I think that this is a tricky balance to consider-- to make sure that when I'm telling stories I'm not appropriating them greedily. I think that this can be avoided by really considering the emotions and details of the story, consuming them completely, ruminating over them, and then creating something new from them. I think there will always be problems for authors figuring out what it means to be an author. Last week in Art History we talked about whether it could ever be possible for a person to make art about an identity that is not their own-- for example, could a white man make art like Kara Walkers and it still mean the same thing?
I used to ask my tours similar questions back when I was working at the Boston Museum of Fine Arts. I would invite visitors to guess the gender of the artist for a selected piece. I'd say that generally if something was pastel-colored, textile or a small drawing it was assumed to be made by a woman, if it was a female nude, made of metal or a large painting it was assumed to be made by a man. We'd analyze the piece assuming that the guessed gender was correct, totally picking it apart. Then I would tell them that the piece was made by an artist of the opposite gender from what they had guessed (which meant that sometimes I lied-- but, whatever), and we would reconsider the piece with a new gendered lens.
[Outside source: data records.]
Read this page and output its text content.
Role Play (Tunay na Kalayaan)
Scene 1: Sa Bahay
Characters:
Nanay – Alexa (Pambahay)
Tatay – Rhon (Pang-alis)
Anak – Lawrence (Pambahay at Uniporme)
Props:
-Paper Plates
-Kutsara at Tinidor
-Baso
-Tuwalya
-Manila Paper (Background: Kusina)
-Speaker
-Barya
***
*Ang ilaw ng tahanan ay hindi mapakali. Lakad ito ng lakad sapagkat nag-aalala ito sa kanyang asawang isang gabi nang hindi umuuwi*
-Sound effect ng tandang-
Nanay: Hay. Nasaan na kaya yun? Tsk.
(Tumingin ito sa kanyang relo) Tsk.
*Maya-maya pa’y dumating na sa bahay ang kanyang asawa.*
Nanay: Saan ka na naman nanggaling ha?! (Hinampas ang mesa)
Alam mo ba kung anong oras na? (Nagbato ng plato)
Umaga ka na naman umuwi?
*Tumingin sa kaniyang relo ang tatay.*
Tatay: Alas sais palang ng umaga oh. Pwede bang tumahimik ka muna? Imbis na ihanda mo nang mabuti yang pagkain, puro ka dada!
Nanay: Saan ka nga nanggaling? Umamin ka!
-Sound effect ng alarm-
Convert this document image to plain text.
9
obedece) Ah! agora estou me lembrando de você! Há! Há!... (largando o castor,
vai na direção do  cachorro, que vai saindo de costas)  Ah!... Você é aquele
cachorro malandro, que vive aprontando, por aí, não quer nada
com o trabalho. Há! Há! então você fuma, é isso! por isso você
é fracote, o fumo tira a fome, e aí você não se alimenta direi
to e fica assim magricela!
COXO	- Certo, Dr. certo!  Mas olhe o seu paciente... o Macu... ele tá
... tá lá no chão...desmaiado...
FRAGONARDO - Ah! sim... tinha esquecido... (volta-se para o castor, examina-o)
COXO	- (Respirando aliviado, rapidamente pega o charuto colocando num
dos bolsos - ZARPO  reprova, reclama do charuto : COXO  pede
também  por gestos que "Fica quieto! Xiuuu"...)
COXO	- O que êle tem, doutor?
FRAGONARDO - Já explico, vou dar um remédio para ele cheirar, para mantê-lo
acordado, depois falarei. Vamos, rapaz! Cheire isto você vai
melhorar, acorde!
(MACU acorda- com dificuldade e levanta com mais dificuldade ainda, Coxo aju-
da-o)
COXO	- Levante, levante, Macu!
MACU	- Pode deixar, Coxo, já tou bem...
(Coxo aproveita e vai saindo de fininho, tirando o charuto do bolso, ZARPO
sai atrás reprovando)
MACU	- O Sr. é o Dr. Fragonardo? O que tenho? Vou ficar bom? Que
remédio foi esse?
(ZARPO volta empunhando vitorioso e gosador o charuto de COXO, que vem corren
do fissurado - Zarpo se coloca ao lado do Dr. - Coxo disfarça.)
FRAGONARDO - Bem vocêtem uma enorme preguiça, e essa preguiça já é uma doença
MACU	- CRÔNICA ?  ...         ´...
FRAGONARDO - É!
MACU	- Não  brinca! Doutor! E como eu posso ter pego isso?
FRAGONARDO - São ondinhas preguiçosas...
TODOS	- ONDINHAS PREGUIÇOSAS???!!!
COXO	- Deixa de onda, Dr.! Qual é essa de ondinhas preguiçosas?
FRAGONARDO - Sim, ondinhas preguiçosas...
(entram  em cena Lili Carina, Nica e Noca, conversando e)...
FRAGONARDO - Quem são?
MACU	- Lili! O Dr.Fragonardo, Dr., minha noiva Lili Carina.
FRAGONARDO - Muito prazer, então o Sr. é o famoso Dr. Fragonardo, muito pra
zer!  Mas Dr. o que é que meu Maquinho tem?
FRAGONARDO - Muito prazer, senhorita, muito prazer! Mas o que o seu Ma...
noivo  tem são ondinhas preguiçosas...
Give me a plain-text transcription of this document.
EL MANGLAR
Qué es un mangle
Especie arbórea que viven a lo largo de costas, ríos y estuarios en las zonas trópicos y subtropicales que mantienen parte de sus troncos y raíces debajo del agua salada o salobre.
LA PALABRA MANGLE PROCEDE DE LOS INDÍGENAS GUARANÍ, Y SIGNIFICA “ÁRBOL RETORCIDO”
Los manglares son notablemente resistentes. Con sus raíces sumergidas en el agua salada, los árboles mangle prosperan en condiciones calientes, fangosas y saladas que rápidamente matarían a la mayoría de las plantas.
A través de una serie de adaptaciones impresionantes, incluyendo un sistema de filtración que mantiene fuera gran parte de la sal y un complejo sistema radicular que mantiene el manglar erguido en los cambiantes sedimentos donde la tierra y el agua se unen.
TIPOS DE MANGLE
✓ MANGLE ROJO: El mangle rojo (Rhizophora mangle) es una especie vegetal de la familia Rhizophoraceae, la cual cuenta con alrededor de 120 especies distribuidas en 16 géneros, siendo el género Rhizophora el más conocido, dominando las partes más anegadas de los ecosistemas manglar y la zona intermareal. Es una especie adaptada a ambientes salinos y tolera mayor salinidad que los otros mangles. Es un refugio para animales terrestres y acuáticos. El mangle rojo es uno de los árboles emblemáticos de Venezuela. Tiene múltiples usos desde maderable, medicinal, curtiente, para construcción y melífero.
And then finally I would confirm whatever 'the truth' was, some people would always gasp in shock, some would just sort of tilt their heads and look at it one more time saying nothing, and then we would move on to something else. It was an interesting exercise because it opened up the can of what a woman could make vs. what a man could, showed that artists of either gender are equally bodied and talented, but most importantly, that the interpretation of a piece changed so wildly when considered made by one gender vs. another.
I read in a book called Memory and the Museum that the things people remember about what they see in a museum is not what's on the label, it's the personal reference that was drawn up from seeing it. For example, the the photograph resembled someones aunt, that a sculpture was ugly because of it being a color that the viewer hated, that a certain painting would look just fabulous over the viewers dining room table, etc.. I have a big critique this week for Dialogues and Practices this week and think that I will read my artist statement and then just ask my peers to tell me what they gravitate towards and why. Of course, my own stories are the propeller behind why I make my drawings, but I wont always be around, and it is my greatest hope that the images I'm making are vulnerable and accessible enough for people to look at them and get something out of them without having heard me say a word.
And of course, this necessary procedure of taking a story, making it your own, and then giving it to someone else is exactly the same procedure I'm replicating by taking an object, straying from its particularities by drawings and abstracting it and then showing it to someone else to see what they make of it. Just as I look at objects for clues of previous ownership, people will look at my drawings and make conclusions about me. I think that even if I am making a drawing from someone elses objects or stories, that by the time someone else is looking at my drawing of it, it will have become something else. So I think the answer to the question is no, a white man can not make a Kara Walker piece, a white man can make a piece that looks like a Kara Walker piece but is ultimately a white man piece. Amen.